Elita, a child from Malawi, smiles at the camera

My fairy tale, their horror story

Temwa reflects on her joyful wedding day versus the horror of child marriage

When you hear the word ‘bride’ what comes to mind?

Well if you asked me, I’d say a heap of things. I’d remember being an 8-year-old girl playing with my favourite Barbie doll, adorning her in whatever white makeshift dress I could find and making her marry Action Man. The numbers of times I can’t count. I’d remember growing out of my dolls and playing football instead, with the conviction that boys were simply gross.

I’d remember the hours, if not days, of planning that went into putting together our big day, trying my best not to become a “bridezilla” (not sure if that worked to plan). Or the day my mum told me “a Malawian bride has to have a traditional bridal shower, you can’t do without it”.

Every minute another 23 girls are forced into marriage, with terrible consequences for their futures

Girl = bride

‘Bride’ is written into my story now. I suppose it’s popped up often along the road. But not in the way it has for some of the girls from my home country, Malawi. For girls like Elita (whose photo is above) it can be etched into their identity from birth.

Girl equals bride. Girl equals homemaker. It’s the story they've always been told. But it doesn’t end there. Sometimes bride equals death from abuse or childbirth – which is the leading cause of death in girls under 19 globally.

For me, ‘bride’ meant planning a wedding day that reflects everything we are as a couple. From designing invitations, to picking our closest friends to be in our bridal party and choosing the cake flavour (it had to be chocolate).

For the girls who only find out about their wedding day just before it happens, all the planning is skipped. They can only dread and fear what’s about to happen to them.

The beginning of a new adventure?

In Malawi, almost half of girls marry before the age of 18 and one in 10 before they’ve turned 15. This is one of the highest rates of child marriage in the world. The harrowing truth is, even when they do survive, girls are left with physical damage to their underdeveloped bodies and face a future without education or freedom.

On my wedding day last month, I thought about how organically our friendship had grown into a relationship since meeting at university four years ago. After the reception was over, I was filled with excited anticipation of a future filled with boundless adventures for my groom and me. It was wonderful to marry my closest friend, surrounded by our loved ones who had seen our journey from the beginning.

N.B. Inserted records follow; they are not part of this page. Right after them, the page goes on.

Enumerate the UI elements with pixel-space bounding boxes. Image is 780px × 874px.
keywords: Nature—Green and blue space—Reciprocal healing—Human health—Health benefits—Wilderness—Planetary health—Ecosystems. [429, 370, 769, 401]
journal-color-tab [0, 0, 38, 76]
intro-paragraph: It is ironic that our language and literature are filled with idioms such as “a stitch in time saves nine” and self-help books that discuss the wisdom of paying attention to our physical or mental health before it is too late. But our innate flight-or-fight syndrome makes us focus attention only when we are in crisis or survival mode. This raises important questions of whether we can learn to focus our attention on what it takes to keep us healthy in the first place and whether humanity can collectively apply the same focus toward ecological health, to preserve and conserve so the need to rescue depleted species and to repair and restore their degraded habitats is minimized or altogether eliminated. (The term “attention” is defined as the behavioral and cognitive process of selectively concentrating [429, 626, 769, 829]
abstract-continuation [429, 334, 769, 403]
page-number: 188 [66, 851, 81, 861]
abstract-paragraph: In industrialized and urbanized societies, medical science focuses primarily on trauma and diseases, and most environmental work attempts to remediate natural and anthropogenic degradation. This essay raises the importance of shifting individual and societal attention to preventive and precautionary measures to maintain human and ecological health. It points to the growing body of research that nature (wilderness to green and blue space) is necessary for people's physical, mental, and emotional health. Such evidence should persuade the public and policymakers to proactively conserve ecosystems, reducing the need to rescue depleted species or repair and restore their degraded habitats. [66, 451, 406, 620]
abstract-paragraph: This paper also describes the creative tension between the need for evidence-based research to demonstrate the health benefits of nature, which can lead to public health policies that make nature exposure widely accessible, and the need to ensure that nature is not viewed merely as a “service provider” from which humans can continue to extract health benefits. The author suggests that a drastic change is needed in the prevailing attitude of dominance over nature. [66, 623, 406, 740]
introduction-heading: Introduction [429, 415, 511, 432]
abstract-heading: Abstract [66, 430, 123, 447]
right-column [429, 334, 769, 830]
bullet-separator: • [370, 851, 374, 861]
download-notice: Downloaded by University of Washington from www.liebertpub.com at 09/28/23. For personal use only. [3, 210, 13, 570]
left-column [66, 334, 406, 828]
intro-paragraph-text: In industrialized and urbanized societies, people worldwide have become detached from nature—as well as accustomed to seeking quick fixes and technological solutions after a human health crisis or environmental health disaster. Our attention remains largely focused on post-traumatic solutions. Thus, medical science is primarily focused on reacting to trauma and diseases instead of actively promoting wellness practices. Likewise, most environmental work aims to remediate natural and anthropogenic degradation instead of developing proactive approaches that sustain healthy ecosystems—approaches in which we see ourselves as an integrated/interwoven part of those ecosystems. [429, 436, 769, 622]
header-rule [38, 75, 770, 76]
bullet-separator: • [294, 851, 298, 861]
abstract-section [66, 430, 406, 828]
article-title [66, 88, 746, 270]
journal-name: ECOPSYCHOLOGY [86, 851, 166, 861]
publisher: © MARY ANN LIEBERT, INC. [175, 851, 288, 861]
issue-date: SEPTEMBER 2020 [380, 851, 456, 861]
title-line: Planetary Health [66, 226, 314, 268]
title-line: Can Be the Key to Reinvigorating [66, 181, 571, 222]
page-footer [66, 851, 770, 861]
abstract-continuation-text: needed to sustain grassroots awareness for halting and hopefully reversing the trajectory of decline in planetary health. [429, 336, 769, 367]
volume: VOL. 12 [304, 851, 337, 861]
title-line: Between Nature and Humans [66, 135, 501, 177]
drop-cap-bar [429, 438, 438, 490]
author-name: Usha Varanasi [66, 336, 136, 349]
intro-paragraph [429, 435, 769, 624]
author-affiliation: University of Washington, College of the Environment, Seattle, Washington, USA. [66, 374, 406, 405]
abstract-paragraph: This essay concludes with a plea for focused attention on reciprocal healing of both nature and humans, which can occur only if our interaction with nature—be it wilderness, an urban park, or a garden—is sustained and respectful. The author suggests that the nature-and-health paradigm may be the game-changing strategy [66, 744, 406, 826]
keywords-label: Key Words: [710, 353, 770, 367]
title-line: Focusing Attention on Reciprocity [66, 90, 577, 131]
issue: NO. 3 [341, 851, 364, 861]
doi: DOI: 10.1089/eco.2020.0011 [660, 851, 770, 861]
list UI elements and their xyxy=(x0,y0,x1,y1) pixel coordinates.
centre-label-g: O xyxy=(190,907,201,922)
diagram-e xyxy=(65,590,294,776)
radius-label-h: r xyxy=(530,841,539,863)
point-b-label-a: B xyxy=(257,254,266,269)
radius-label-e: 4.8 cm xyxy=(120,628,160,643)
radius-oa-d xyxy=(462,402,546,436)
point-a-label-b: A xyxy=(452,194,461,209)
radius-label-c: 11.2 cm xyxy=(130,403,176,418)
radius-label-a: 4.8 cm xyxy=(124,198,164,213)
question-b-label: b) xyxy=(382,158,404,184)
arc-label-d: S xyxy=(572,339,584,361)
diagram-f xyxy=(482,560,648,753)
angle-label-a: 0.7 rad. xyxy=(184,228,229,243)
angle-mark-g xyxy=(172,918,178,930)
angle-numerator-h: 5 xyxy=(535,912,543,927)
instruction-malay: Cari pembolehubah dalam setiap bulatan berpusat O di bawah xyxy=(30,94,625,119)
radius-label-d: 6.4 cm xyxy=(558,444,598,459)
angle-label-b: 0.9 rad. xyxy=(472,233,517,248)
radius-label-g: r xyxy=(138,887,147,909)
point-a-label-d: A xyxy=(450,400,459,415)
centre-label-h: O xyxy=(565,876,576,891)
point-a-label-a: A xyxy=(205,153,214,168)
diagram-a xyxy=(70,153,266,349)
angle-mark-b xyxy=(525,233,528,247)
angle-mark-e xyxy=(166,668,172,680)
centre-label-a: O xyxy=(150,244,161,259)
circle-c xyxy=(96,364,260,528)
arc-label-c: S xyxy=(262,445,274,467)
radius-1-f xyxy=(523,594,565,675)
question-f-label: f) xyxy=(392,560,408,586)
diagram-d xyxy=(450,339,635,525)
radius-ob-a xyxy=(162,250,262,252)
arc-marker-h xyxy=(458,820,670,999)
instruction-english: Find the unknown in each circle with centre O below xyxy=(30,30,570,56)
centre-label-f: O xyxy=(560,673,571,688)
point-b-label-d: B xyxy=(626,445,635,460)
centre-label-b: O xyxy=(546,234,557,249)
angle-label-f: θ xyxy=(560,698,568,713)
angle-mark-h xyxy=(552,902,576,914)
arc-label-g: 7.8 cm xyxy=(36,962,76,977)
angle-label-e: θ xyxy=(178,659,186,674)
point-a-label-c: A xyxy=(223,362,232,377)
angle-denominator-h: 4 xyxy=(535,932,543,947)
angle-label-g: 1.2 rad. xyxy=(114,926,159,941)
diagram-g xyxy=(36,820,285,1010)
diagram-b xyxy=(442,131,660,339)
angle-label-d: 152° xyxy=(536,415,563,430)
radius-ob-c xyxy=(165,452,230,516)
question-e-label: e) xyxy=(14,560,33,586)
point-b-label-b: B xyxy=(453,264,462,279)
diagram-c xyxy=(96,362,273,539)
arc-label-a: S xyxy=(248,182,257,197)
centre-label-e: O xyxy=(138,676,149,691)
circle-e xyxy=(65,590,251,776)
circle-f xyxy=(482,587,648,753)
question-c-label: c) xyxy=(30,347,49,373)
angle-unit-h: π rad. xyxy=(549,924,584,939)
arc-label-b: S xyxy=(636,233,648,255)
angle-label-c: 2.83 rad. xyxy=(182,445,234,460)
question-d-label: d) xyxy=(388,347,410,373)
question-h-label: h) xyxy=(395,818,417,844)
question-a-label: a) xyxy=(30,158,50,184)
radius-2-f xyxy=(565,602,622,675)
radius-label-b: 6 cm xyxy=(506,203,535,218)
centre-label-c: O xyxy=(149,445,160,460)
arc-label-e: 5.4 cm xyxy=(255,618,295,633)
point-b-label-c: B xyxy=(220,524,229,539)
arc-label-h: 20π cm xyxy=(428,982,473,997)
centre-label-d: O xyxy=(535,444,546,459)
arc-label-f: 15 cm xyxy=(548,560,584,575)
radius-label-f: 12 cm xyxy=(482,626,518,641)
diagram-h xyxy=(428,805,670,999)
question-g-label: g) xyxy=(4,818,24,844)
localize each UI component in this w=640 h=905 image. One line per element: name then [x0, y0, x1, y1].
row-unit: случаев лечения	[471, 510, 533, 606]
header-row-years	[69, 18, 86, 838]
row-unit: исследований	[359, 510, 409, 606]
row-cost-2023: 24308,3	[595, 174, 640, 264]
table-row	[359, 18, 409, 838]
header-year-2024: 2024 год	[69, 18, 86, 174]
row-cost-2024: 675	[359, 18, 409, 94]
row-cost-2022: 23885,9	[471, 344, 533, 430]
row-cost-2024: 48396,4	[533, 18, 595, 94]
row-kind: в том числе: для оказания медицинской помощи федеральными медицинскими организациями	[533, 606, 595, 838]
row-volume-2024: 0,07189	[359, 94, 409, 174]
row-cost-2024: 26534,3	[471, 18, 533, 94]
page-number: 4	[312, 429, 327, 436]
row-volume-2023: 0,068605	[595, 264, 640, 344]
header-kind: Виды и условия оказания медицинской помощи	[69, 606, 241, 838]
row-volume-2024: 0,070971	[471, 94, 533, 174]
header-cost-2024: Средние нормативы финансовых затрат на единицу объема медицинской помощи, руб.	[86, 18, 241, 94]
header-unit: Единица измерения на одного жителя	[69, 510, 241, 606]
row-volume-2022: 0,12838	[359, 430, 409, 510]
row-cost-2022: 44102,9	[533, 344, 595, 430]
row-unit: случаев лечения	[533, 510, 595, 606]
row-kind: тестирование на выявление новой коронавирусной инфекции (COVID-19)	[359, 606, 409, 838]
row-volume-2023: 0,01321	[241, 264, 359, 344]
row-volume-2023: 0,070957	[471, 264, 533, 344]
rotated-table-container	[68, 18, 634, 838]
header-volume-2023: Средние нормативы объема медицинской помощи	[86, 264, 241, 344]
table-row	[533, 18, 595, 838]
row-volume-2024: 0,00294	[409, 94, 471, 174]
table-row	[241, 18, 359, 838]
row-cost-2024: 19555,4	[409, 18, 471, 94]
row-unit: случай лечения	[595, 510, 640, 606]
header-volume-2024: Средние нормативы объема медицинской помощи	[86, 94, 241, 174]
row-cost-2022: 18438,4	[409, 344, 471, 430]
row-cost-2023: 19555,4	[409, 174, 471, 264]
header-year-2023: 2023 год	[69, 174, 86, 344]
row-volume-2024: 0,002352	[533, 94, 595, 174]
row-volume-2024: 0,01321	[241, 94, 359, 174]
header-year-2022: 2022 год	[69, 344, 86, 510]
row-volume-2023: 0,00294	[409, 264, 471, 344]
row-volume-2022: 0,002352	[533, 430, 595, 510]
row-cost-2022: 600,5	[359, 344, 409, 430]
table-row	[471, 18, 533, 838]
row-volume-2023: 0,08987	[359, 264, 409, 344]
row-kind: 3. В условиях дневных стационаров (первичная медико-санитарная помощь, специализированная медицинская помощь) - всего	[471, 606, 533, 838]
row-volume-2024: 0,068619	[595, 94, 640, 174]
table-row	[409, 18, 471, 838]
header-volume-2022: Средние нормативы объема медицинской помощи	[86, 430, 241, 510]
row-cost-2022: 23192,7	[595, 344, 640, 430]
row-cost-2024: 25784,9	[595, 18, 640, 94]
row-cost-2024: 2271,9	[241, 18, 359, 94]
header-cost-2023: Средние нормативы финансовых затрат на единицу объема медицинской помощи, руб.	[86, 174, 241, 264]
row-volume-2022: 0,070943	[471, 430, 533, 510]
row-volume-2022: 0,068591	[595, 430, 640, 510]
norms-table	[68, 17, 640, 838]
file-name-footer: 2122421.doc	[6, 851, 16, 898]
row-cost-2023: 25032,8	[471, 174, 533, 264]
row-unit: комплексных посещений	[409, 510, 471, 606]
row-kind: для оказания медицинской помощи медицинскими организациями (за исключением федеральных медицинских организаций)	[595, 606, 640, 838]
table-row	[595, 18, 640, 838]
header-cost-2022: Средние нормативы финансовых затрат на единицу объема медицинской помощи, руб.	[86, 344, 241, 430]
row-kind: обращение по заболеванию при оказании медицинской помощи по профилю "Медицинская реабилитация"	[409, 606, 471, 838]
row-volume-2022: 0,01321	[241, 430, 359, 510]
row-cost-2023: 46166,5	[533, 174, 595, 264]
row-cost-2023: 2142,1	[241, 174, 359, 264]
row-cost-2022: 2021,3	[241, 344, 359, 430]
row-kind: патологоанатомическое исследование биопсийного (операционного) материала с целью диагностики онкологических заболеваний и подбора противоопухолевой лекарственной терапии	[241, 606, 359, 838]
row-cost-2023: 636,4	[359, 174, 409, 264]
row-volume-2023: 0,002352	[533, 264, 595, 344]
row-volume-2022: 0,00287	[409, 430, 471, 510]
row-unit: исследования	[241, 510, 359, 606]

Two girls walk home from primary school in Malawi
Best friends Ireen and Alesa, like other girls from Malawi, could be at risk of early marriage

Standing with girls

Every minute, another 23 girls are forced into marriage, with devastating consequences for their futures.

For girls forced into early marriage, the adventure of childhood ends on their wedding day. More daunting than we’d dare to imagine is the reality of knowing their future will never be their own.

So it’s not the happily ever after story read about in their story books, but it doesn’t have to stay that way. Standing with these girls means they can go back to school, decide their future and marry who they want, when they want. Not only that, but they can change the life of their community, so other girls can write their own rules and live happily ever after.